What You Should Do Right Now
Both U.S. and UK agencies have issued clear guidance for individuals and organisations. If you own any of the listed TP-Link models — or any router you haven’t updated in more than a year — treat the following steps as urgent:
Recommended Mitigation Steps
- Replace any end-of-life or end-of-support router with a currently supported model. Devices that no longer receive security patches cannot be adequately defended.
- Update to the latest available firmware immediately. Visit the TP-Link official download centre and check your model for any available security patches.
- Verify the authenticity of DNS resolver addresses listed in your router’s DHCP settings. They should match your ISP’s assigned DNS or a reputable public DNS (e.g. 1.1.1.1 or 8.8.8.8) — not unfamiliar IP addresses.
- Change your router’s default administrator username and password to a strong, unique credential. This removes a primary attack vector used in CVE-2023-50224.
- Disable remote management interfaces exposed to the public internet. If you don’t need to manage your router remotely, turn the feature off entirely.
- Organisations supporting remote work should review VPN policies and consider requiring employees to upgrade outdated personal devices used for remote access to sensitive systems.
- If you suspect compromise, report the activity to your local FBI field office or file a complaint at ic3.gov, including your device type and current DHCP configuration details.

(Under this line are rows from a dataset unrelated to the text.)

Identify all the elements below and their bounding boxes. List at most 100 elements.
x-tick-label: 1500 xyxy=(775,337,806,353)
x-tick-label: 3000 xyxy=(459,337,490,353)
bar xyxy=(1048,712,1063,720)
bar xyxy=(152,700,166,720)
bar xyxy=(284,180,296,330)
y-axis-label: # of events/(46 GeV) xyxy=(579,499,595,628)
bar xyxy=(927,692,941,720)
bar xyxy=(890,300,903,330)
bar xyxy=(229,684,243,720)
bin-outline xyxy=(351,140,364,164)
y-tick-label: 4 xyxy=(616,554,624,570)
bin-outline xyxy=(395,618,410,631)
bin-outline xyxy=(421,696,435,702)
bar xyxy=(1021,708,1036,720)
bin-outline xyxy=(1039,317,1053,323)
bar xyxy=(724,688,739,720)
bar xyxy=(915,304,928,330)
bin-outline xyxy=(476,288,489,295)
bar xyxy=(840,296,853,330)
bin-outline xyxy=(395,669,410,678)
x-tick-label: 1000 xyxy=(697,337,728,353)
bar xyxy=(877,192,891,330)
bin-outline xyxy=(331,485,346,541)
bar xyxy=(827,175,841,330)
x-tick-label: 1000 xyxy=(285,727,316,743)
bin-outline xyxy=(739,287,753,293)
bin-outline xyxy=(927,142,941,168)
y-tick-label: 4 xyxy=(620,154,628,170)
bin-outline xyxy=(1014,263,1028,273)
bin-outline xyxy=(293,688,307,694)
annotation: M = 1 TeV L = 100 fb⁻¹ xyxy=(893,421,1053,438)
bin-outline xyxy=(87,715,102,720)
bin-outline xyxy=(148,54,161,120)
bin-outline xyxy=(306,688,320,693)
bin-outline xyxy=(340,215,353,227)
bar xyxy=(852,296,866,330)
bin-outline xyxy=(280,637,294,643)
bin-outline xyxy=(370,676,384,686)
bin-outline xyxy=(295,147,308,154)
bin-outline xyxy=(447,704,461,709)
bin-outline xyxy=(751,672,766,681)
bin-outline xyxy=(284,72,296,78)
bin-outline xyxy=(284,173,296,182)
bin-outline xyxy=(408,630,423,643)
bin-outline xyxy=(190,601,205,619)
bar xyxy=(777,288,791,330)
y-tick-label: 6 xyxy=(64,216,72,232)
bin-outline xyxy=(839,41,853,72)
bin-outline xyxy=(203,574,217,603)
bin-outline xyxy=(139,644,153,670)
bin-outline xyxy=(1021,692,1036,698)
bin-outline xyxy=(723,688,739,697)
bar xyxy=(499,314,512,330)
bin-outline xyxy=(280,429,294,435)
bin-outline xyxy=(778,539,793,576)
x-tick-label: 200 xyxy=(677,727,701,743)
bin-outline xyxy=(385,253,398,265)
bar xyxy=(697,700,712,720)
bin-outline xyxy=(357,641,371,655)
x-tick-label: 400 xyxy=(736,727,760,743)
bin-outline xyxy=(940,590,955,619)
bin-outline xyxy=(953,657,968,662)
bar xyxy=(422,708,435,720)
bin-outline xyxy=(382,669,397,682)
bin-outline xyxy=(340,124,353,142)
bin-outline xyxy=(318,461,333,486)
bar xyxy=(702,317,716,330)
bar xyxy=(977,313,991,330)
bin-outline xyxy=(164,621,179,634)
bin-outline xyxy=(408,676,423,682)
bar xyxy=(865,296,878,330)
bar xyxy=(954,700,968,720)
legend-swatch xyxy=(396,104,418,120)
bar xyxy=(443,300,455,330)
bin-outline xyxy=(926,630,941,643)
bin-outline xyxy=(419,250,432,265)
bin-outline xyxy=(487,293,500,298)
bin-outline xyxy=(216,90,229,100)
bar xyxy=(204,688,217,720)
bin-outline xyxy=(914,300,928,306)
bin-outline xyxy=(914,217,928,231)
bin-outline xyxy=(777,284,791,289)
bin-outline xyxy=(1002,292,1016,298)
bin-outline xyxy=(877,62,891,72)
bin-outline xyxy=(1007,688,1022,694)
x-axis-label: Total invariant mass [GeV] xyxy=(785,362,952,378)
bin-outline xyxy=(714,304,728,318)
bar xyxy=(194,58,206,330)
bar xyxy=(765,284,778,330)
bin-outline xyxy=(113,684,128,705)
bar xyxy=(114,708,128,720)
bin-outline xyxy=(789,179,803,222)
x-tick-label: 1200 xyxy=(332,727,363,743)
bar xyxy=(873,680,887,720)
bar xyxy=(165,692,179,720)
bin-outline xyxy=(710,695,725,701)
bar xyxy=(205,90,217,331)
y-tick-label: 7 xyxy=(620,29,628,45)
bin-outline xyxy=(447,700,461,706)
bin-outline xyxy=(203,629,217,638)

Daniel Dos Santos, head of research at security firm Forescout, has noted that “attacks targeting routers have become a major trend in recent years” — encompassing not only consumer-grade home routers but enterprise networking equipment as well. The breadth and sophistication of the APT28 campaign underscores that risk.
For now, the most effective immediate action any user can take is straightforward: check your router model against the list above, verify your DNS settings, update your firmware, and change your password. If your device is no longer receiving updates, replace it. A router that cannot be patched is a liability that state-sponsored attackers are actively scanning for.